Fats β‑oxidation → Acetyl‑CoA + NADH/FADH₂ → TCA cycle
→ ATP. Triglycerides stored in adipose tissue; also from dietary oils.
Proteins Deamination → α‑ketoglutarate or other intermediates → entry
into TCA sustanon 250 deca durabolin dianabol cycle
(anaplerosis).
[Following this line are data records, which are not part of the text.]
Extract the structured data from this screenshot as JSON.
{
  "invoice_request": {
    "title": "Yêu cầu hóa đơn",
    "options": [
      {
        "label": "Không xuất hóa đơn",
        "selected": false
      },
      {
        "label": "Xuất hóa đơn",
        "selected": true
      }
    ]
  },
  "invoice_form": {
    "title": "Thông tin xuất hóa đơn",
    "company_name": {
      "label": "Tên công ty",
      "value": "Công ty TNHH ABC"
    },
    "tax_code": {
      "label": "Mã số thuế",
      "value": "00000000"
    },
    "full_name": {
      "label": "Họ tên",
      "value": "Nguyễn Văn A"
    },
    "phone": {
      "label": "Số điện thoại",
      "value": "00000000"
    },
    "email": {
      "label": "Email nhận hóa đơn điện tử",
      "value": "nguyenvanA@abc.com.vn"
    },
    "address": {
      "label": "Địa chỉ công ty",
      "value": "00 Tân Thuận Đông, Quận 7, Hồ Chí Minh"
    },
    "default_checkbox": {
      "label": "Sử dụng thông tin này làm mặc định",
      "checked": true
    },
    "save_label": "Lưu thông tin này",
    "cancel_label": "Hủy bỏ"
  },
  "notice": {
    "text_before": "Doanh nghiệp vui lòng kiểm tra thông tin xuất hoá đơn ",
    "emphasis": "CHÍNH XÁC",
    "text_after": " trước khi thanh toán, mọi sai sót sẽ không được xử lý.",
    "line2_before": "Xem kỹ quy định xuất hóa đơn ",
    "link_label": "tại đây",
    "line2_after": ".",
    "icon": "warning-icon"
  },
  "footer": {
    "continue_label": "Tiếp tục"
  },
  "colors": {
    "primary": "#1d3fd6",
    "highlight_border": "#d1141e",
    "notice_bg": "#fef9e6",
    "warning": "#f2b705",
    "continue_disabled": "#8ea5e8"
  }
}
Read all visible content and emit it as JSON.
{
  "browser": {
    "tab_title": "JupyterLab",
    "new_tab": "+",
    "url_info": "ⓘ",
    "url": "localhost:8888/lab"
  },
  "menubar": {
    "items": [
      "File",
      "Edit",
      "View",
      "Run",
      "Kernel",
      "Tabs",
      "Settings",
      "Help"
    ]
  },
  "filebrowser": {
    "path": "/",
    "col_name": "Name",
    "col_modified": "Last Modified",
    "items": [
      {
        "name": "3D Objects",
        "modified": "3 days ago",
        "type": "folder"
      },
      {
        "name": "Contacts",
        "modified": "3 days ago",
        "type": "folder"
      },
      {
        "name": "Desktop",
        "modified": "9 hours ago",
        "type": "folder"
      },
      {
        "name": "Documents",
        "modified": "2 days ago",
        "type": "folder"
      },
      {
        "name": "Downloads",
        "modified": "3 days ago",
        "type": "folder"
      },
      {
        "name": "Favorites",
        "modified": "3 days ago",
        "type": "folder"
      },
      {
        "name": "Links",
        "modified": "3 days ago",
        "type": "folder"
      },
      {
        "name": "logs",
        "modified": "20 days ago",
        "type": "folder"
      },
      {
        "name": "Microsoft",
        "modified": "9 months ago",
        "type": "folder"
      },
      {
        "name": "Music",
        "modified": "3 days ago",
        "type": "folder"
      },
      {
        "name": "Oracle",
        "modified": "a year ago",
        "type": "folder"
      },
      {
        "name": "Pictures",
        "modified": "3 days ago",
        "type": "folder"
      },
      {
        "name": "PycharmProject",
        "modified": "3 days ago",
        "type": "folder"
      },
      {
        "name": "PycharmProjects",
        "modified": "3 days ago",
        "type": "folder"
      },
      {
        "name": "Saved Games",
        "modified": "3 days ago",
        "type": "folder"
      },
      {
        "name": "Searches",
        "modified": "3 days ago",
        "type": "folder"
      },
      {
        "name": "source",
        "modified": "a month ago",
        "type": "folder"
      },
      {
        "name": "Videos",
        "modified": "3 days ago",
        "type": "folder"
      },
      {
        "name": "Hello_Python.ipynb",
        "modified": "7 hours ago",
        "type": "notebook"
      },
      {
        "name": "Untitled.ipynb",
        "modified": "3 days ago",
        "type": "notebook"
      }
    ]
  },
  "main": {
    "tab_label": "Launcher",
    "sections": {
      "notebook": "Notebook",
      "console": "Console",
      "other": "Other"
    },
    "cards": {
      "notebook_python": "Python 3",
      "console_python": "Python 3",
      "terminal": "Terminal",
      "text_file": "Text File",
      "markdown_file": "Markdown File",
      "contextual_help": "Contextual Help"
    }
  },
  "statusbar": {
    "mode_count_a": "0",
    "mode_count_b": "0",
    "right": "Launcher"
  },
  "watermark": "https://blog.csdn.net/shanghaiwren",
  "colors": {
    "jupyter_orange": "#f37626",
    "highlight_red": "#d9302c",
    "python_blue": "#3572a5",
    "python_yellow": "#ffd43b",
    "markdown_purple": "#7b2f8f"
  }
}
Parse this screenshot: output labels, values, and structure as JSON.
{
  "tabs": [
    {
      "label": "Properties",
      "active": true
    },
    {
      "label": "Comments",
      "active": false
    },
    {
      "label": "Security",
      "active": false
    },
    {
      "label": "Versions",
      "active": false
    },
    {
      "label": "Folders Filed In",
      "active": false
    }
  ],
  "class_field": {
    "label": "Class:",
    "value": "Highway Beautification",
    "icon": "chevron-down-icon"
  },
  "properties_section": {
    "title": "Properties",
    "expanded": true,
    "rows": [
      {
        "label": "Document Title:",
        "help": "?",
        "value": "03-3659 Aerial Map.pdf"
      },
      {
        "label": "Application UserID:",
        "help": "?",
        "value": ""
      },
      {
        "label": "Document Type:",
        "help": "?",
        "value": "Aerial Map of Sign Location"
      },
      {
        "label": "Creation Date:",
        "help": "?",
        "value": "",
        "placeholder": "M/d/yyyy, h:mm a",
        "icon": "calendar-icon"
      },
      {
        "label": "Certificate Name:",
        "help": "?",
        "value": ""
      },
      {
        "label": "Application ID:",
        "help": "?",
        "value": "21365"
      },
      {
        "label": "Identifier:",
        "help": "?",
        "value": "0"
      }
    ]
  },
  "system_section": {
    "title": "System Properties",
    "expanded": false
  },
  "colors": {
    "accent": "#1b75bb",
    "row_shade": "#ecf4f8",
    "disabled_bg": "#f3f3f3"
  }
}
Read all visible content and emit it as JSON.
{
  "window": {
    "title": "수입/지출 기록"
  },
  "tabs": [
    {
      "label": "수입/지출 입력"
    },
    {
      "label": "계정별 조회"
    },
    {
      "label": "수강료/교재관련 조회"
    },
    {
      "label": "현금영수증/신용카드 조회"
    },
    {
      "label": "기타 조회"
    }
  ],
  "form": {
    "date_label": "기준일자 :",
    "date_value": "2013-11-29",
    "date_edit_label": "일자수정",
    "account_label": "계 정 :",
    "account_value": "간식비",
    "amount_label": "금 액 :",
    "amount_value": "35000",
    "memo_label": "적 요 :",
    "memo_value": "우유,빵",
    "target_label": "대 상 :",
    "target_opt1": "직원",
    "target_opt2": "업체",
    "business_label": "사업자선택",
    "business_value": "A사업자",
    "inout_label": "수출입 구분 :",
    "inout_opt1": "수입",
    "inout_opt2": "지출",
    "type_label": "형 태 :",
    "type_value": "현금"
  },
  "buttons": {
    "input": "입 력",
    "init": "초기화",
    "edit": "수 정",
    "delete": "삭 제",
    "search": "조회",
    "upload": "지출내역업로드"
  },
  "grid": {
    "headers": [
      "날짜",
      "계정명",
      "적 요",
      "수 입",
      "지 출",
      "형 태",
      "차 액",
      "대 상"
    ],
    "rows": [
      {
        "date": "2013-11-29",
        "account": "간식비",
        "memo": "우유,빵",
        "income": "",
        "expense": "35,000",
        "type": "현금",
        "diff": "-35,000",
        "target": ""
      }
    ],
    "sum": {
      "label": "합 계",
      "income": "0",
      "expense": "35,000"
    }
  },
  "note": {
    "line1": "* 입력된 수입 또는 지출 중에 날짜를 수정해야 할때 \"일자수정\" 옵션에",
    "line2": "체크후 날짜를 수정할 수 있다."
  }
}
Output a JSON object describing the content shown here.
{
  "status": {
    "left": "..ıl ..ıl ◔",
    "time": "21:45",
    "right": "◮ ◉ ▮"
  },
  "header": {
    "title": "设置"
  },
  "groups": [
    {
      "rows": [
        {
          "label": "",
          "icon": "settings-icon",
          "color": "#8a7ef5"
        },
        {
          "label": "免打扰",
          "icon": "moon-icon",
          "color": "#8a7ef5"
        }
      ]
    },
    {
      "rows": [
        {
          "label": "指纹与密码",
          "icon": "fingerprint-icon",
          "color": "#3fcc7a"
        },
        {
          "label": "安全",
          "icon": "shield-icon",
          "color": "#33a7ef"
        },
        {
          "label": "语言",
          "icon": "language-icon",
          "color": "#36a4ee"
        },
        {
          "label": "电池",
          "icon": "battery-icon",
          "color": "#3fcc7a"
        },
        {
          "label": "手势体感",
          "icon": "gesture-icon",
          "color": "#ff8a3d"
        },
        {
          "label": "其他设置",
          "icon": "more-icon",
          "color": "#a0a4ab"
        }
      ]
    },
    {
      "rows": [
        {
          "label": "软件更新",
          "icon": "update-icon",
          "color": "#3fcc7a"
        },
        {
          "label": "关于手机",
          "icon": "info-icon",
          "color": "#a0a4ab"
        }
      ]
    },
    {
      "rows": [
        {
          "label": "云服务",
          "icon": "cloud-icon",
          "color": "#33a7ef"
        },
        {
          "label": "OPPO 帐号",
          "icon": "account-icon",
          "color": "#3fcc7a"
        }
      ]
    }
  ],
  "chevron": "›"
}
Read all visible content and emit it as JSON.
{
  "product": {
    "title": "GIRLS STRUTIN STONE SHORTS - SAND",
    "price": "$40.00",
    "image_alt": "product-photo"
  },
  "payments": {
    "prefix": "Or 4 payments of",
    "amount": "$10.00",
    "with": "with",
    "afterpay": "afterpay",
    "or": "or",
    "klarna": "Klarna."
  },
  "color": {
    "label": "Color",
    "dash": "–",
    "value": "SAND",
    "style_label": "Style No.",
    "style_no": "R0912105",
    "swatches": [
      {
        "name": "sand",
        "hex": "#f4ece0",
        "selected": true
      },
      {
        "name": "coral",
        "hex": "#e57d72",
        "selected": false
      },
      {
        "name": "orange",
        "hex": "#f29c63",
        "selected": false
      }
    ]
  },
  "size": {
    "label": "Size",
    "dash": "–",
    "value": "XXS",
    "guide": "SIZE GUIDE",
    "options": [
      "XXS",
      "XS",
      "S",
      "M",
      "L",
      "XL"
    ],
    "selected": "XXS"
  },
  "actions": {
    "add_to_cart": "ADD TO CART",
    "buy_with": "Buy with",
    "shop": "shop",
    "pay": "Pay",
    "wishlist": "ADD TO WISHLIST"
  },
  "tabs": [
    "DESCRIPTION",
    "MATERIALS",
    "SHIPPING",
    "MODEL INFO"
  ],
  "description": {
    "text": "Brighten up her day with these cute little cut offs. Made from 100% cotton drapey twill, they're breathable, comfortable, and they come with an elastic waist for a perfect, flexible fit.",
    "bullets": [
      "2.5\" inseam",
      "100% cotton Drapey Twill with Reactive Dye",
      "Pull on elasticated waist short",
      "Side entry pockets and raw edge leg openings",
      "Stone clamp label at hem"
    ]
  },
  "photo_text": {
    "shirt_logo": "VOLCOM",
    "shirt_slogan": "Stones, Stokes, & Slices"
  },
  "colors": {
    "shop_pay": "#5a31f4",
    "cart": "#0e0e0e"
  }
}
Dietary amino acids or muscle protein breakdown.
Efficiency: Fat yields ~9 kcal/g, carbohydrate ~4 kcal/g; proteins also
provide 4 kcal/g but are not primarily used for energy.
Regulation: Insulin promotes storage (fatty
acid synthesis), glucagon promotes mobilization (lipolysis) and gluconeogenesis.
Summary
Blood glucose is the main fuel that circulates in the blood.
The brain can use glucose, lactate, or ketone bodies, but it cannot produce
its own glucose; any glucose must come from dietary intake or hepatic synthesis.
If carbohydrate intake is insufficient and the liver is deprived of glycogen (e.g.,
after a prolonged fast), the brain’s glucose supply
falls below critical levels (~45 mg/dL).
The body then switches to ketone bodies for fuel.
During a 36‑hour fast with no carbohydrate or protein, the blood glucose level can drop
close to 50–60 mg/dL before ketogenesis compensates.
These points summarize how the brain obtains energy during fasting and how it
responds when carbohydrate availability is low.